Tuğçe Tatari

11 Aralık 2019

Ölsen de kalsan da sessizlikten başka hakkın yok bu ülkede!

Kadınlar öldürülürken, gazlanıp gözaltına alınırken Adalet Bakanı 'yeni insan hakları eylem planı' hazırladıklarını söylüyordu...

Hükümet hak ve özgürlüklerin genişlemesi için çalışıyormuş. Biz espriyi anlayamadık, anlatın da gülebilelim.

9 Aralık günü Adalet Bakanı Abdülhamit Gül bir açıklama yaptı ve "yeni bir insan hakları eylem planı hazırlıyoruz" dedi.

İkinci yargı paketinin çalışmalarının sürdüğünü ve bu pakette insan hakları alanında önemli iyileştirmeler yapılacağını açıkladı.

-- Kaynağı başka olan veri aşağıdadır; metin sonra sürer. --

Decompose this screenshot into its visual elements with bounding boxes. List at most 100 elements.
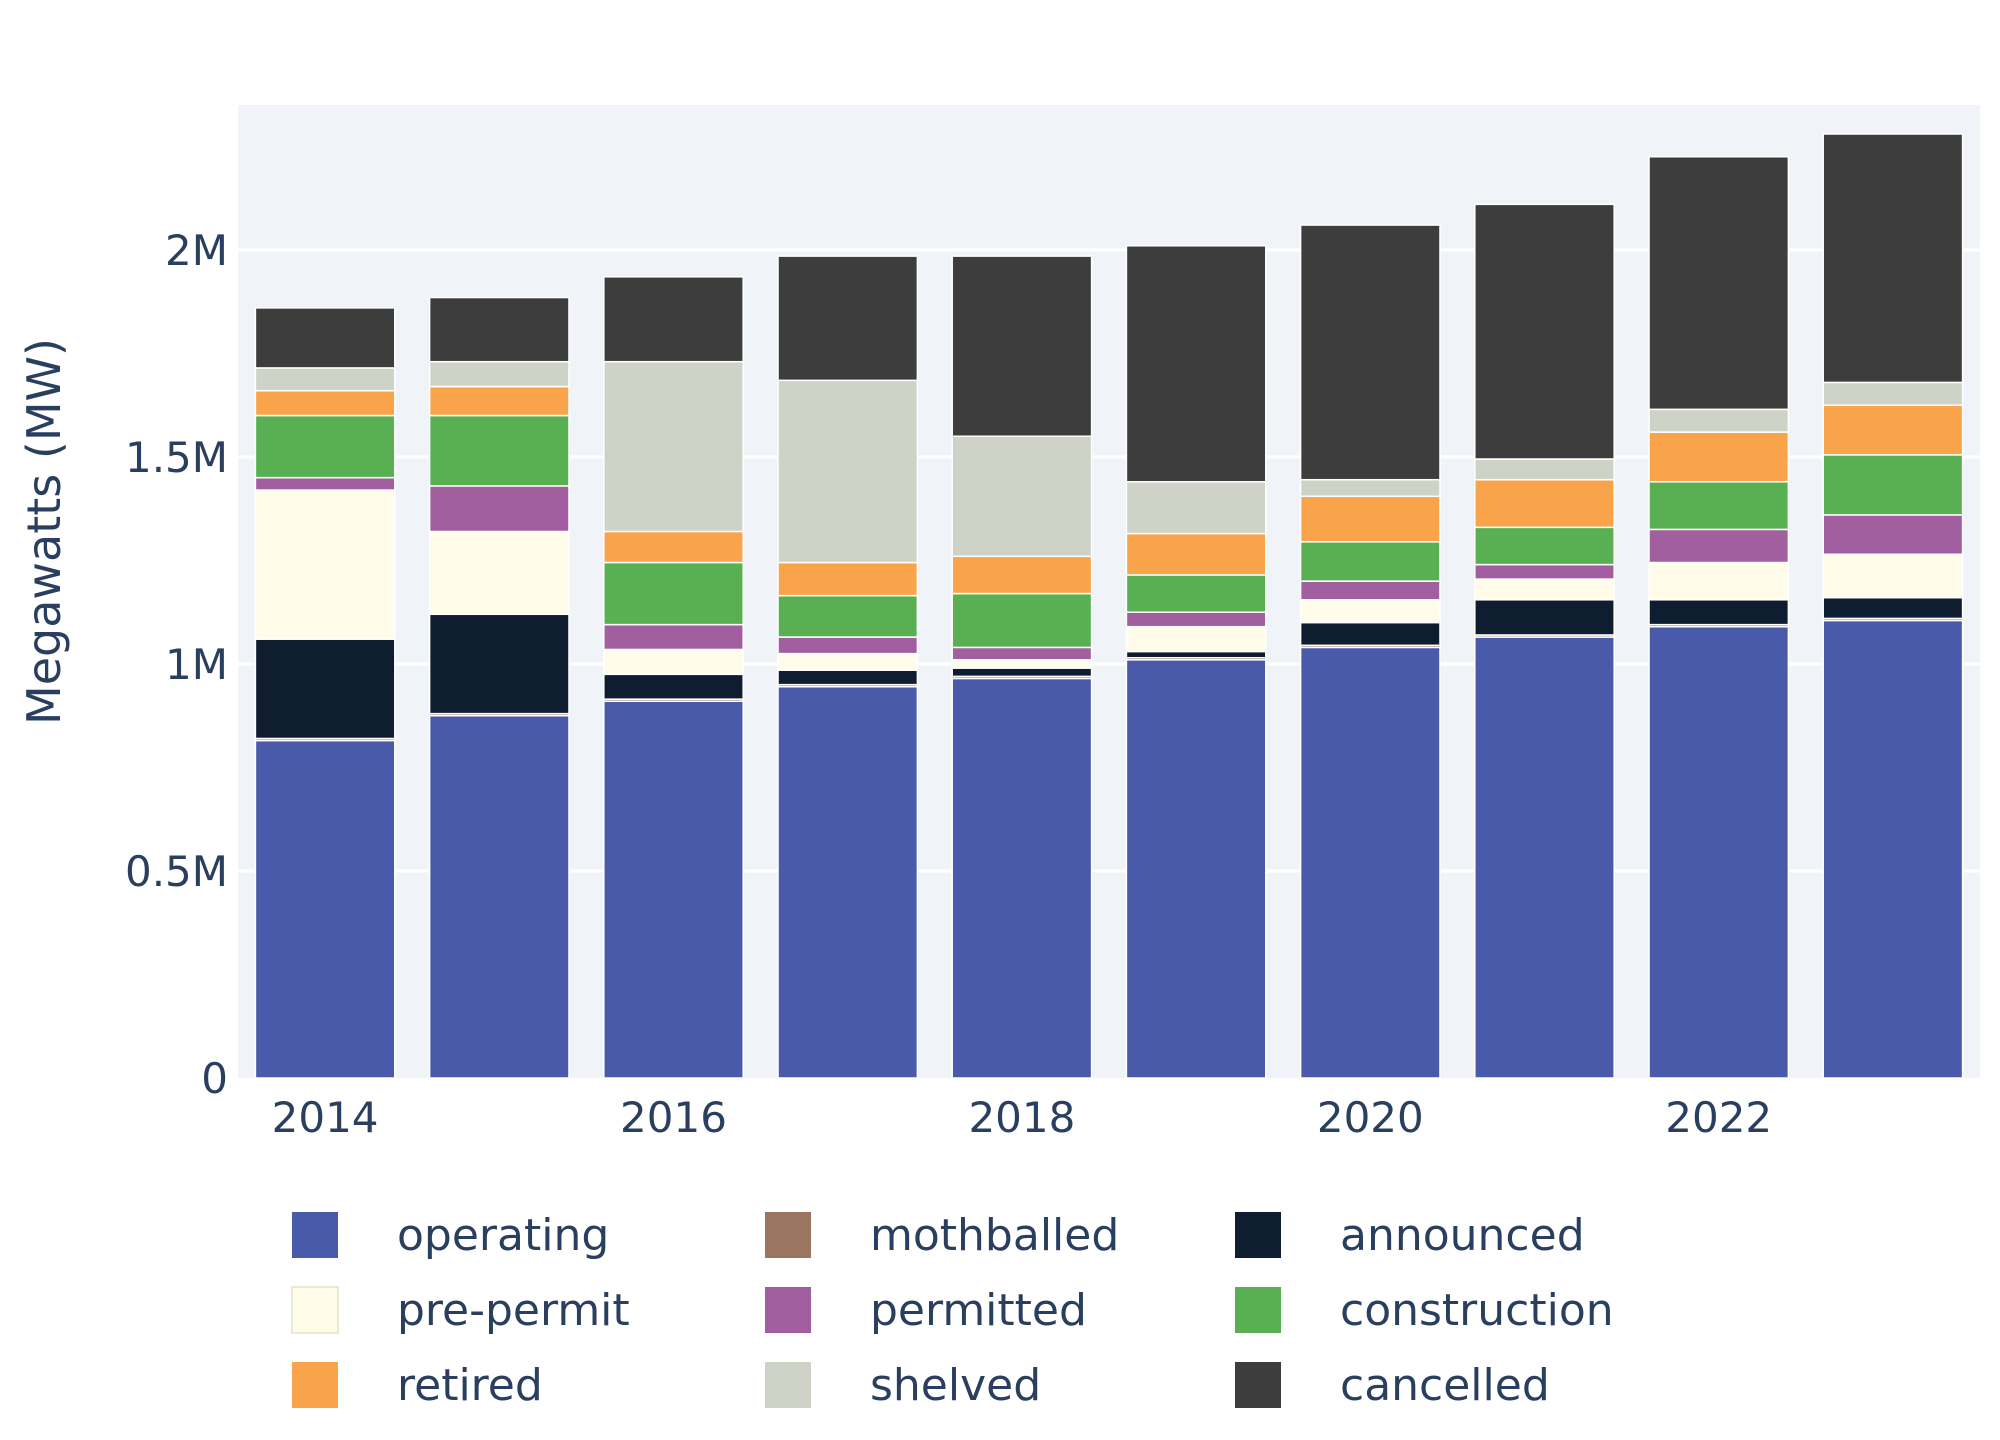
- legend-item-pre-permit[interactable]: pre-permit: [291, 1285, 630, 1336]
- y-tick-label: 2M: [165, 226, 228, 275]
- bar-segment-retired: [603, 530, 744, 564]
- legend-item-shelved[interactable]: shelved: [765, 1360, 1041, 1411]
- bar-segment-announced: [428, 613, 570, 715]
- legend-item-retired[interactable]: retired: [292, 1360, 543, 1411]
- bar-segment-cancelled: [603, 276, 744, 363]
- bar-segment-operating: [1474, 636, 1615, 1079]
- bar-segment-retired: [951, 555, 1093, 595]
- bar-segment-announced: [1474, 599, 1615, 636]
- legend: operating mothballed announced pre-permit pe…: [291, 1210, 1614, 1411]
- bar-segment-announced: [777, 669, 919, 686]
- legend-swatch: [292, 1212, 338, 1258]
- bar-segment-retired: [1125, 532, 1267, 576]
- bar-segment-construction: [254, 414, 396, 479]
- legend-item-mothballed[interactable]: mothballed: [765, 1210, 1119, 1261]
- legend-label: announced: [1340, 1210, 1585, 1261]
- bar-segment-retired: [1299, 495, 1441, 543]
- bar-segment-retired: [1648, 431, 1790, 483]
- bar-segment-permitted: [1125, 611, 1267, 628]
- bar-segment-permitted: [1299, 580, 1441, 601]
- legend-label: construction: [1340, 1285, 1614, 1336]
- bar-segment-announced: [951, 667, 1093, 678]
- bar-segment-cancelled: [1822, 133, 1964, 384]
- legend-swatch: [1235, 1212, 1281, 1258]
- bar-segment-permitted: [254, 476, 396, 491]
- bar-segment-permitted: [1822, 514, 1964, 555]
- bar-stack: [1125, 245, 1267, 1079]
- legend-label: operating: [397, 1210, 609, 1261]
- legend-swatch: [1235, 1287, 1281, 1333]
- bar-segment-shelved: [1299, 478, 1441, 498]
- bar-segment-pre-permit: [1474, 578, 1615, 601]
- bar-segment-shelved: [1822, 381, 1964, 406]
- bar-segment-cancelled: [777, 255, 919, 382]
- bar-segment-permitted: [951, 646, 1093, 661]
- bar-segment-construction: [1474, 526, 1615, 566]
- bar-segment-announced: [1648, 599, 1790, 626]
- bar-segment-pre-permit: [1125, 625, 1267, 653]
- bar-segment-operating: [951, 677, 1093, 1079]
- bars: [254, 133, 1964, 1079]
- y-tick-label: 1.5M: [125, 433, 228, 482]
- bar-segment-permitted: [603, 623, 744, 651]
- bar-segment-pre-permit: [428, 530, 570, 616]
- y-tick-label: 0.5M: [125, 847, 228, 896]
- x-axis: 2014 2016 2018 2020 2022: [272, 1093, 1772, 1142]
- bar-segment-operating: [1299, 646, 1441, 1079]
- legend-item-operating[interactable]: operating: [292, 1210, 609, 1261]
- bar-stack: [1648, 156, 1790, 1079]
- legend-label: cancelled: [1340, 1360, 1550, 1411]
- legend-label: mothballed: [870, 1210, 1119, 1261]
- bar-segment-shelved: [428, 360, 570, 388]
- bar-segment-operating: [1648, 625, 1790, 1079]
- bar-segment-shelved: [777, 379, 919, 564]
- bar-segment-pre-permit: [603, 648, 744, 676]
- bar-stack: [1299, 224, 1441, 1079]
- x-tick-label: 2020: [1317, 1093, 1424, 1142]
- bar-segment-pre-permit: [777, 652, 919, 671]
- bar-segment-cancelled: [951, 255, 1093, 437]
- bar-segment-retired: [777, 561, 919, 597]
- legend-item-cancelled[interactable]: cancelled: [1235, 1360, 1550, 1411]
- legend-swatch: [1235, 1362, 1281, 1408]
- bar-segment-construction: [603, 561, 744, 626]
- bar-segment-announced: [603, 673, 744, 700]
- bar-segment-permitted: [1474, 563, 1615, 580]
- legend-label: retired: [397, 1360, 543, 1411]
- legend-label: shelved: [870, 1360, 1041, 1411]
- x-tick-label: 2016: [620, 1093, 727, 1142]
- legend-item-permitted[interactable]: permitted: [765, 1285, 1087, 1336]
- bar-segment-construction: [1125, 574, 1267, 613]
- bar-segment-operating: [777, 685, 919, 1079]
- x-tick-label: 2014: [272, 1093, 379, 1142]
- x-tick-label: 2022: [1665, 1093, 1772, 1142]
- legend-swatch: [765, 1212, 811, 1258]
- bar-stack: [951, 255, 1093, 1079]
- bar-segment-pre-permit: [1648, 561, 1790, 601]
- y-axis-title: Megawatts (MW): [17, 338, 71, 725]
- legend-label: permitted: [870, 1285, 1087, 1336]
- bar-segment-construction: [951, 592, 1093, 649]
- legend-swatch: [292, 1362, 338, 1408]
- bar-segment-cancelled: [1299, 224, 1441, 481]
- bar-segment-permitted: [777, 636, 919, 655]
- bar-segment-permitted: [1648, 528, 1790, 564]
- legend-swatch: [291, 1286, 339, 1334]
- bar-segment-operating: [603, 700, 744, 1079]
- bar-segment-construction: [777, 594, 919, 638]
- legend-swatch: [765, 1362, 811, 1408]
- legend-label: pre-permit: [397, 1285, 630, 1336]
- legend-item-announced[interactable]: announced: [1235, 1210, 1585, 1261]
- bar-stack: [603, 276, 744, 1079]
- x-tick-label: 2018: [968, 1093, 1075, 1142]
- bar-segment-shelved: [1125, 481, 1267, 535]
- bar-segment-shelved: [951, 435, 1093, 558]
- bar-segment-announced: [1125, 650, 1267, 659]
- bar-segment-pre-permit: [1822, 553, 1964, 599]
- legend-item-construction[interactable]: construction: [1235, 1285, 1614, 1336]
- bar-segment-shelved: [1648, 408, 1790, 433]
- bar-segment-operating: [1125, 659, 1267, 1079]
- bar-stack: [777, 255, 919, 1079]
- bar-segment-operating: [1822, 619, 1964, 1079]
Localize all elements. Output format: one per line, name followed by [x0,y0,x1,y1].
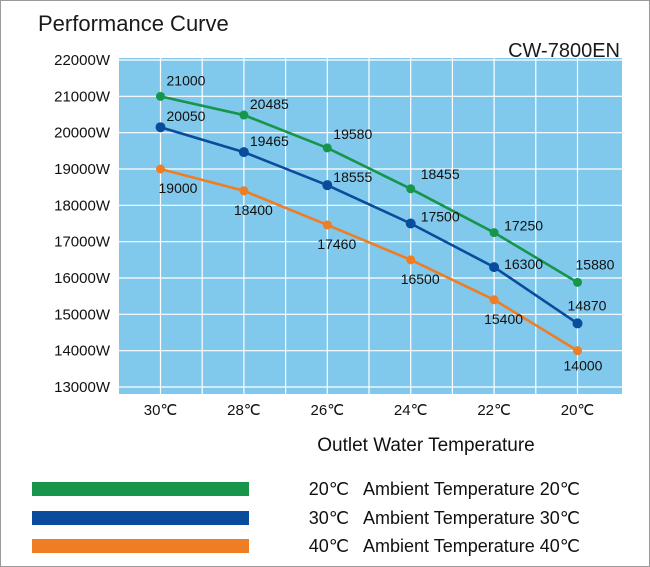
data-label: 19465 [250,133,289,149]
y-axis-ticks: 13000W 14000W 15000W 16000W 17000W 18000W 1900… [54,52,111,396]
x-tick-label: 30℃ [144,402,178,419]
data-point [406,184,416,194]
y-tick-label: 17000W [54,234,111,251]
data-point [155,122,166,133]
y-tick-label: 18000W [54,197,111,214]
x-tick-label: 26℃ [311,402,345,419]
legend-label: Ambient Temperature 40℃ [363,536,580,556]
data-label: 17500 [421,209,460,225]
data-point [156,164,165,174]
data-point [156,91,165,101]
legend-swatch [32,482,249,496]
data-label: 18455 [421,166,460,182]
data-point [322,143,332,153]
legend-swatch [32,511,249,525]
legend-label: Ambient Temperature 30℃ [363,508,580,528]
data-label: 17460 [317,236,356,252]
data-point [322,220,332,230]
legend-label: Ambient Temperature 20℃ [363,479,580,499]
data-label: 19000 [159,180,198,196]
plot-background [119,58,622,394]
y-tick-label: 16000W [54,270,111,287]
data-point [405,218,416,229]
legend-temp: 30℃ [309,508,349,528]
data-point [406,255,416,265]
y-tick-label: 14000W [54,343,111,360]
y-tick-label: 19000W [54,161,111,178]
data-point [572,318,583,329]
x-tick-label: 20℃ [561,402,595,419]
data-point [489,228,499,238]
legend-swatch [32,539,249,553]
x-tick-label: 22℃ [477,402,511,419]
data-point [489,295,499,305]
data-label: 15400 [484,311,523,327]
x-tick-label: 28℃ [227,402,261,419]
data-label: 18400 [234,202,273,218]
series-points [155,91,583,356]
data-label: 20485 [250,96,289,112]
data-label: 15880 [576,256,615,272]
x-axis-label: Outlet Water Temperature [317,435,535,456]
data-point [238,147,249,158]
data-point [239,110,249,120]
data-label: 19580 [333,126,372,142]
x-tick-label: 24℃ [394,402,428,419]
y-tick-label: 15000W [54,306,111,323]
series-line [160,125,579,325]
y-tick-label: 22000W [54,52,111,69]
y-tick-label: 13000W [54,379,111,396]
legend-temp: 40℃ [309,536,349,556]
data-label: 16300 [504,256,543,272]
data-point [322,180,333,191]
data-label: 18555 [333,169,372,185]
data-label: 20050 [167,108,206,124]
model-label: CW-7800EN [508,40,620,62]
data-label: 21000 [167,72,206,88]
data-label: 14870 [568,297,607,313]
data-point [489,262,500,273]
legend-temp: 20℃ [309,479,349,499]
series-line [160,95,579,284]
data-label: 17250 [504,218,543,234]
data-point [573,346,582,356]
y-tick-label: 21000W [54,88,111,105]
series-line [160,167,579,352]
data-point [573,277,582,287]
legend: 20℃ Ambient Temperature 20℃ 30℃ Ambient Tem… [32,479,580,556]
y-tick-label: 20000W [54,125,111,142]
chart-title: Performance Curve [38,11,229,36]
series-lines [160,95,579,352]
data-point [239,186,249,196]
x-axis-ticks: 30℃ 28℃ 26℃ 24℃ 22℃ 20℃ [144,402,595,419]
data-label: 16500 [401,271,440,287]
plot-area [119,58,622,394]
data-labels: 21000 20485 19580 18455 17250 15880 20050 19465… [159,72,615,373]
data-label: 14000 [564,358,603,374]
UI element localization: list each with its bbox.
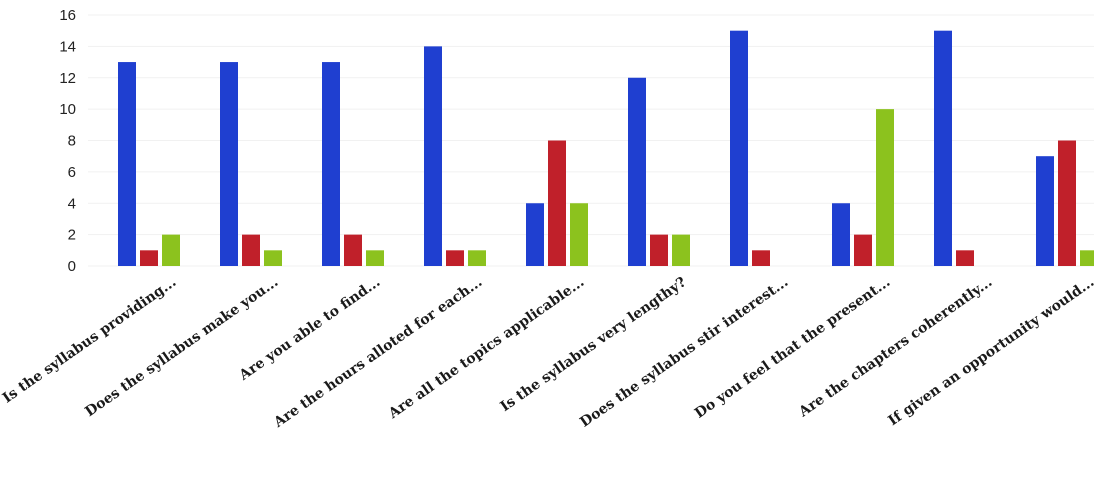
bar-series-2-category-7 — [752, 250, 770, 266]
bar-series-1-category-7 — [730, 30, 748, 266]
bar-series-2-category-9 — [956, 250, 974, 266]
bar-series-2-category-1 — [140, 250, 158, 266]
bar-series-3-category-4 — [468, 250, 486, 266]
bar-series-3-category-6 — [672, 234, 690, 266]
y-tick-label: 12 — [59, 70, 76, 87]
bar-series-3-category-1 — [162, 234, 180, 266]
x-tick-label: Are all the topics applicable... — [385, 274, 587, 422]
x-tick-label: Are the hours alloted for each... — [270, 274, 485, 431]
bar-series-1-category-9 — [934, 30, 952, 266]
bar-series-1-category-10 — [1036, 156, 1054, 266]
bars — [118, 30, 1094, 266]
bar-series-1-category-3 — [322, 62, 340, 266]
bar-series-1-category-1 — [118, 62, 136, 266]
y-tick-label: 4 — [68, 195, 76, 212]
bar-series-2-category-6 — [650, 234, 668, 266]
bar-series-2-category-3 — [344, 234, 362, 266]
y-tick-label: 16 — [59, 7, 76, 24]
x-axis-ticks: Is the syllabus providing...Does the syl… — [0, 274, 1094, 431]
y-tick-label: 2 — [68, 227, 76, 244]
bar-series-1-category-8 — [832, 203, 850, 266]
bar-series-1-category-6 — [628, 77, 646, 266]
bar-series-3-category-10 — [1080, 250, 1094, 266]
y-tick-label: 14 — [59, 38, 76, 55]
bar-series-1-category-4 — [424, 46, 442, 266]
bar-series-2-category-2 — [242, 234, 260, 266]
bar-series-1-category-5 — [526, 203, 544, 266]
bar-series-2-category-8 — [854, 234, 872, 266]
bar-series-3-category-2 — [264, 250, 282, 266]
x-tick-label: If given an opportunity would... — [886, 274, 1094, 429]
bar-series-2-category-10 — [1058, 140, 1076, 266]
x-tick-label: Does the syllabus stir interest... — [577, 274, 791, 431]
y-tick-label: 10 — [59, 101, 76, 118]
bar-series-3-category-5 — [570, 203, 588, 266]
bar-series-3-category-3 — [366, 250, 384, 266]
bar-series-3-category-8 — [876, 109, 894, 266]
bar-series-2-category-5 — [548, 140, 566, 266]
y-axis-ticks: 0 2 4 6 8 10 12 14 16 — [59, 7, 76, 275]
bar-series-2-category-4 — [446, 250, 464, 266]
x-tick-label: Is the syllabus very lengthy? — [498, 274, 690, 415]
y-tick-label: 0 — [68, 258, 76, 275]
x-tick-label: Does the syllabus make you... — [82, 274, 281, 420]
y-tick-label: 6 — [68, 164, 76, 181]
x-tick-label: Do you feel that the present... — [692, 274, 893, 422]
y-tick-label: 8 — [68, 133, 76, 150]
x-tick-label: Are the chapters coherently... — [795, 274, 995, 421]
x-tick-label: Is the syllabus providing... — [0, 274, 179, 406]
bar-series-1-category-2 — [220, 62, 238, 266]
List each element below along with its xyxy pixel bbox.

Aynı zamanda temel hak ve özgürlüklerin geliştirilmesi için yeni adımlar atılacağının altını çizdi.

Bu açıklamadan sadece bir gün önce yani 8 Aralık'ta;

"Kadın olmak suçumuz

Kestiğiniz cezamız

Seyrettiğiniz şiddet

Ataerkil bir yargıç

Kadın olmak suçumuz

Kestiğiniz cezamız

Seyrettiğiniz şiddet

Tecavüzler

Cezasız katiller

Şüpheli ölümler

Kadın cinayetleri

Suç bende değil, her neredeysem, ne giydiysem suç bende değil

Suç bende değil, her neredeysem, ne içtiysem suç bende değil

Tecavüzcü sensin

Öldüren sensin

Polisler

Hâkimler

Devlet

Ve başkan

Direnen kadınlar

Dünyada her yerde

Asla yalnız yürümeyeceksin..."

diyen kadınlar; tartaklandı, yerlerde sürüklendi, saçları yolundu, gazlandı ve gözaltına alındı.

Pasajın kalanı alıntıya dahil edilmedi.